Saturday, December 1, 2012

VALIS by Philip K. Dick, The Library of America

1 of 5 stars

I tried really hard to read this book but when you find yourself skimming paragraphs and checking for the location of the end of the chapter you know it's a lost cause. The only bright spot for me was that I did enjoy the play between the author and Horselover Fat, but that was it.

The story is about four people trying to understand 'Why' and 'God.' Apparently later in the book a bit of a story appears but I didn't get that far. If you have read any of my postings you know I believe in the importance of 'a story' in a story. There was no story here. I'll explain.

There are over seven billion people on this earth. Every single one of them has their own ideas about god and their and our purpose in life. You'll find many similarities in the beliefs of those seven billion people but if you get down to it and ask each one the specifics of their beliefs you will find individual thoughts. Horselover Fat may be smarter than you or I. He may be more educated than you or I. But he is no better informed about God than you or I. We all have our own ideas.

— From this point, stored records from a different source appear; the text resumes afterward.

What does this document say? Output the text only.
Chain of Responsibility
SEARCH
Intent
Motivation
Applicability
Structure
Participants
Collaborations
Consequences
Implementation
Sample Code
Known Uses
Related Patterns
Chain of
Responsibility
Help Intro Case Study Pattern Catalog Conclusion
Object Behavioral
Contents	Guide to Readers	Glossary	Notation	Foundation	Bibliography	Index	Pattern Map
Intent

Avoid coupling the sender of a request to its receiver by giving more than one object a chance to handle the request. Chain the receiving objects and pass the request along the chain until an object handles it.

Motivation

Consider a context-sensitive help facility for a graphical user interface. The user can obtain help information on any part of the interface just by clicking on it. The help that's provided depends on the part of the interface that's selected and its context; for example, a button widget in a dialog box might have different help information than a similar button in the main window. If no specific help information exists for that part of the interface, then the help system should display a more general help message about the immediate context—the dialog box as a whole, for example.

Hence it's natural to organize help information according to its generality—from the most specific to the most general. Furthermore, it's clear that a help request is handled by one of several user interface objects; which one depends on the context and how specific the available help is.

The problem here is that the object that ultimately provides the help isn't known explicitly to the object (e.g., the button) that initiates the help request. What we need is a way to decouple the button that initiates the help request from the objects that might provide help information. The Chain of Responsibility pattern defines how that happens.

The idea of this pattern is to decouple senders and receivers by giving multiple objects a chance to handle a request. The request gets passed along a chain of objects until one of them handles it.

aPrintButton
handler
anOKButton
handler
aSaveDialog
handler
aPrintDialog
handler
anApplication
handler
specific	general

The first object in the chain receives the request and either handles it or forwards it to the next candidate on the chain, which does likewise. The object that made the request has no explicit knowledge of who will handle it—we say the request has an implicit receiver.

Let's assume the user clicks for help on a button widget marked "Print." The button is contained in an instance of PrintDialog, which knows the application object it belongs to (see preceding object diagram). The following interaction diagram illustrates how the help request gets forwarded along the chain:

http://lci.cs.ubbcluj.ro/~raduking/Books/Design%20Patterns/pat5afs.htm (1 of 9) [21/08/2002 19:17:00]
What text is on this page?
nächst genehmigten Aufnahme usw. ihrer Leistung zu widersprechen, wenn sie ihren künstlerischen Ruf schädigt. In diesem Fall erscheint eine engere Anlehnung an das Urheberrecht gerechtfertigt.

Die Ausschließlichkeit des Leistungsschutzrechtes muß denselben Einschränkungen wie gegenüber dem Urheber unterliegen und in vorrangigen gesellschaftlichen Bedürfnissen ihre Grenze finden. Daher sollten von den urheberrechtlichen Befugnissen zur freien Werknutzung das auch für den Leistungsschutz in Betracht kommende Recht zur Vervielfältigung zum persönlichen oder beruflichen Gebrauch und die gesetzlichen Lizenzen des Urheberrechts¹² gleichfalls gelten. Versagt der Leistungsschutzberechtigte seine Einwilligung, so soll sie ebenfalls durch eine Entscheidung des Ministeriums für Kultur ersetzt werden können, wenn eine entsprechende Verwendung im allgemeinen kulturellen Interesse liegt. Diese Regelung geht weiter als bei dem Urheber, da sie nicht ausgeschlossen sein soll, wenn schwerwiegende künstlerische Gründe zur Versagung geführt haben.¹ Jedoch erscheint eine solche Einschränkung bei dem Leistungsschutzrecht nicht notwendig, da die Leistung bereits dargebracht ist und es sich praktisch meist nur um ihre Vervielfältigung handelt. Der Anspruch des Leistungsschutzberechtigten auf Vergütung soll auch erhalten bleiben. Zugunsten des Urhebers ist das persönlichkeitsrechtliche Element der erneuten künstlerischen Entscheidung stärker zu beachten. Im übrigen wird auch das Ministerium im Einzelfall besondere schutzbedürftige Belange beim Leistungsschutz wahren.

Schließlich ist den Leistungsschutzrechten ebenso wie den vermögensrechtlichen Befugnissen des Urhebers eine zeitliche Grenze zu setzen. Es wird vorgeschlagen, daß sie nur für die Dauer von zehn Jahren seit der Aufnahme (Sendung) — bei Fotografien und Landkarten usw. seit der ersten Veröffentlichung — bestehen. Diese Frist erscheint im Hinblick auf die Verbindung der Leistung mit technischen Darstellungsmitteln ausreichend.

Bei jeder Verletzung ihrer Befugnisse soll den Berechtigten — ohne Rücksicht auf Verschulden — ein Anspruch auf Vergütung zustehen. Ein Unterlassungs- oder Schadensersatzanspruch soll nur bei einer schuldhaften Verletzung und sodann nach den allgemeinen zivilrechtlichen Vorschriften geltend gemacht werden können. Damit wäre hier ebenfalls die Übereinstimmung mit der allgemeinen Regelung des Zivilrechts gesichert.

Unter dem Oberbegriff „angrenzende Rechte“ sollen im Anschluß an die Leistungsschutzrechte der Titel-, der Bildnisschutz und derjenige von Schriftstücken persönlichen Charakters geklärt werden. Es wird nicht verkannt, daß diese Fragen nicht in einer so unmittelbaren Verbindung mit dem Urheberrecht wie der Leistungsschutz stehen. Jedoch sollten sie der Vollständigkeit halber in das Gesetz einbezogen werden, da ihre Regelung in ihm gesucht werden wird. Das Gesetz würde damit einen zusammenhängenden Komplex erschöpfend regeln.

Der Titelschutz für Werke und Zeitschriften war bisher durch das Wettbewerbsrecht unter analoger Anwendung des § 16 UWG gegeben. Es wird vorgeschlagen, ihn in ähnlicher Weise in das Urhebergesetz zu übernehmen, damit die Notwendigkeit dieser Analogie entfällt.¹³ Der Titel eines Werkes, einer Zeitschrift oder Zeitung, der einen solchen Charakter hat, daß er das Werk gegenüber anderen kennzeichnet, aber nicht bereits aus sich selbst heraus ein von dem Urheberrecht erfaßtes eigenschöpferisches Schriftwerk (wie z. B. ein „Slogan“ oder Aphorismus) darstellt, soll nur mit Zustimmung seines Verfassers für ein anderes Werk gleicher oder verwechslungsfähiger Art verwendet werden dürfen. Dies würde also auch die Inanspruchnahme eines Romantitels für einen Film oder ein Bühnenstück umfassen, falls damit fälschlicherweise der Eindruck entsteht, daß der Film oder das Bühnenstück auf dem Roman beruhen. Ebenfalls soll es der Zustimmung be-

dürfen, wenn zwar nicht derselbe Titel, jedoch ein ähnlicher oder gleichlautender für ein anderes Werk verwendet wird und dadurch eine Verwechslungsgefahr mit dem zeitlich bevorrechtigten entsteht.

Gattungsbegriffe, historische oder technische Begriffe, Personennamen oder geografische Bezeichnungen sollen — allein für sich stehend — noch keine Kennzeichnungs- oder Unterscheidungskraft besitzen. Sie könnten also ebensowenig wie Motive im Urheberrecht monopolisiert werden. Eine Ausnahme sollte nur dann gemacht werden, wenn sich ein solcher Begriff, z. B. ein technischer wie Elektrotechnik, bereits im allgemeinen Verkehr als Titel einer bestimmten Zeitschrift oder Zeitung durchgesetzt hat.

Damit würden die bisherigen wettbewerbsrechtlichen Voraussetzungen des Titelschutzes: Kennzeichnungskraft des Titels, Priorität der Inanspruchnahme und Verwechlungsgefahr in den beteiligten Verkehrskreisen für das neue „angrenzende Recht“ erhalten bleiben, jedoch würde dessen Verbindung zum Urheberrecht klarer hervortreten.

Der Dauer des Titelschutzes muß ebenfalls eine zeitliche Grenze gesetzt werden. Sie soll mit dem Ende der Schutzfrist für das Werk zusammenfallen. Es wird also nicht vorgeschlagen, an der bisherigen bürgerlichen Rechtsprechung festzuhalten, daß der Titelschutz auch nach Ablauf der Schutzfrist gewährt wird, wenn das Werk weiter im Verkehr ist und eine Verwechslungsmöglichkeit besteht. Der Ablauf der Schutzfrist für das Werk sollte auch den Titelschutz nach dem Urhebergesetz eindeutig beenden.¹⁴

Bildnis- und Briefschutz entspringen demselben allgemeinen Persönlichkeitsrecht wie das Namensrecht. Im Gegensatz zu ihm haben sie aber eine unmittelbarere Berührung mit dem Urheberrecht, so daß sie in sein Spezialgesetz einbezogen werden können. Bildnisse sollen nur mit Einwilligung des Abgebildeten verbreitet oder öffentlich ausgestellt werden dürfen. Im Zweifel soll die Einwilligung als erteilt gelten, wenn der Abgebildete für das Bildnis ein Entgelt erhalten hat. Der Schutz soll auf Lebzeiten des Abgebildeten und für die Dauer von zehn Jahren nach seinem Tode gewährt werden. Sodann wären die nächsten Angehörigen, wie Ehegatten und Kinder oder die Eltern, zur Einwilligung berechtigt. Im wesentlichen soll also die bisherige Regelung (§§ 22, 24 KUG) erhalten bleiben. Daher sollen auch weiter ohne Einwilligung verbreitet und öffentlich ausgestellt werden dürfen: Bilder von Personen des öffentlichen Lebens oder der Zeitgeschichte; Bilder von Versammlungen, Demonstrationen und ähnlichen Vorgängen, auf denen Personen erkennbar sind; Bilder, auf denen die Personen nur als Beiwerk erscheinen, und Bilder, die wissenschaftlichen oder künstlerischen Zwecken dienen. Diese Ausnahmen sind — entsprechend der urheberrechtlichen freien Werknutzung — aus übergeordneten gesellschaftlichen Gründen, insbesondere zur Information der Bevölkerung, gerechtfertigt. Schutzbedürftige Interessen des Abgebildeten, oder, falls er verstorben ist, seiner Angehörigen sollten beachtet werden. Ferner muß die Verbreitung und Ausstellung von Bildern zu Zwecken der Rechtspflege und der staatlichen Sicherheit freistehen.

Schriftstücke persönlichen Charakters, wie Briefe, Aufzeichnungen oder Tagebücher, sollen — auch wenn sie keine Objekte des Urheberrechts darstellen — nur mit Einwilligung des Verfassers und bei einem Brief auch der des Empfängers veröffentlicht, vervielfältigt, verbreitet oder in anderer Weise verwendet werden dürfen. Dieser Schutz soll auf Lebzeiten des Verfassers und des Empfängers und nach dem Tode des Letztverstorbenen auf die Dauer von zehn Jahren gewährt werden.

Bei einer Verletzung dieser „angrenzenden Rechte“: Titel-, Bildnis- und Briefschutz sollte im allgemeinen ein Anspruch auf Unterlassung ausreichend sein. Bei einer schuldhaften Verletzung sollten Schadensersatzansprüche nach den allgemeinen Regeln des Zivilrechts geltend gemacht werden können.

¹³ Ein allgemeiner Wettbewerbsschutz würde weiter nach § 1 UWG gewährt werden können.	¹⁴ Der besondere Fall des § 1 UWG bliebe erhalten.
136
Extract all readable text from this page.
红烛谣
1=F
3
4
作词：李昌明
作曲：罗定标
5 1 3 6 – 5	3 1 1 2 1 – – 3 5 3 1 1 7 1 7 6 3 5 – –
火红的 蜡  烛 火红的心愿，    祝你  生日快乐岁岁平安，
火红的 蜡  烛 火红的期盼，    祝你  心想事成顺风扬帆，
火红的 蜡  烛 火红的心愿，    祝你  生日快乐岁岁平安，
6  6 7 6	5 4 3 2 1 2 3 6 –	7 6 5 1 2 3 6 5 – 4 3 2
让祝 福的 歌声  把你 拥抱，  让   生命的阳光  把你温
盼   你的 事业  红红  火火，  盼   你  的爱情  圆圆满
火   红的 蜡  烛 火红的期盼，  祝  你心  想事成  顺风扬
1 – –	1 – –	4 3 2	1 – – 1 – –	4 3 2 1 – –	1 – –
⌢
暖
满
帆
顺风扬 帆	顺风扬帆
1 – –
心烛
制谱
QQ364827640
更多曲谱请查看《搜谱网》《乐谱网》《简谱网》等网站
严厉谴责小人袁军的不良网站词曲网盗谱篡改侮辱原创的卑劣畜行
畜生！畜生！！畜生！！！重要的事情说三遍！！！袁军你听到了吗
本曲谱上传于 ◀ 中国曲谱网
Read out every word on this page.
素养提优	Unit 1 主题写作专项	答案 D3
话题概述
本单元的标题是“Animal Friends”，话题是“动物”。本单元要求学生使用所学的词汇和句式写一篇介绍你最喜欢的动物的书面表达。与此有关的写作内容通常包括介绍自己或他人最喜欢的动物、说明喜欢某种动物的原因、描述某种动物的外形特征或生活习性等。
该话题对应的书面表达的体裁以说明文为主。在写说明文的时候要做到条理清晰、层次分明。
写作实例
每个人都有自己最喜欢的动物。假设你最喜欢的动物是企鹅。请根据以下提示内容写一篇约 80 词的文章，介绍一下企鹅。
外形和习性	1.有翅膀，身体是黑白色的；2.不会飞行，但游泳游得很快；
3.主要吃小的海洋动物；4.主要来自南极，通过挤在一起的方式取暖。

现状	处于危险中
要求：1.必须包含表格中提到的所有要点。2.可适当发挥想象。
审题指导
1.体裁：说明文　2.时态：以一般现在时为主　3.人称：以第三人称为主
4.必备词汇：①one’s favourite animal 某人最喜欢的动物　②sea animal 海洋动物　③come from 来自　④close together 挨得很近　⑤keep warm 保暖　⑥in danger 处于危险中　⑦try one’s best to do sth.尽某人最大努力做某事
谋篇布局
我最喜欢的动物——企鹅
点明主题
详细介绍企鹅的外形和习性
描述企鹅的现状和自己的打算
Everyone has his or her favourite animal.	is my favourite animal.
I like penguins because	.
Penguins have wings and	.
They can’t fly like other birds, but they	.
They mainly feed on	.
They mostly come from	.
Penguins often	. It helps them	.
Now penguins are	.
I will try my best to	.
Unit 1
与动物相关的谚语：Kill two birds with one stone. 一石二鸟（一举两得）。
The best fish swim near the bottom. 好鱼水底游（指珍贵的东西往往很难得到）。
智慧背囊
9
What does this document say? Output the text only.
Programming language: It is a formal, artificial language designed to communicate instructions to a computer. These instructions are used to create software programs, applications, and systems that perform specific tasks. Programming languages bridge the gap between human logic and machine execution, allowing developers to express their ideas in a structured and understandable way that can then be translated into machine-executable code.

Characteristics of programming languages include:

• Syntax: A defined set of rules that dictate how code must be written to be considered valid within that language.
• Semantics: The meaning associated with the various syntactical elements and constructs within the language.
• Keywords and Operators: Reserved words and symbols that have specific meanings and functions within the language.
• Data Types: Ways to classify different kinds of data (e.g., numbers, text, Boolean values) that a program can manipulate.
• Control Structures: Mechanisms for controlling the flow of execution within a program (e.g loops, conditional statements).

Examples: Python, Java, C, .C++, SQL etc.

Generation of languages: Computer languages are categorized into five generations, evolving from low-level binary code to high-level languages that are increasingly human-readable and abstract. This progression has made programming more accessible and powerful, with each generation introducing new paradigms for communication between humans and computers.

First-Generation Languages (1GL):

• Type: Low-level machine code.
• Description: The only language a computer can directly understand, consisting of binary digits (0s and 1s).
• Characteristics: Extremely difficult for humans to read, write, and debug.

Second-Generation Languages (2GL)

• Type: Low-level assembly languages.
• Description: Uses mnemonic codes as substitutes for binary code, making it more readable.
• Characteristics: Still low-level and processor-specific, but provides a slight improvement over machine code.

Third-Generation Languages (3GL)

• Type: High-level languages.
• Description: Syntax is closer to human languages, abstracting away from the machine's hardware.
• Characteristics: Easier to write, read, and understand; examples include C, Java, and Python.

“... How do you break the news to someone that his brains are fried?” the author asks. He asks this in relation to Fat and then proceeds to explain why that question does not apply to Fat. The author does go about proving and documenting Fat's insanity and since Fat is the author, then, why should we accept the reasoning of an insane man? I'm just asking. I don't have a ready made answer for you. For me, the author's brain is fried.

So why should I care about these characters and their ideas. I shouldn't and I don't.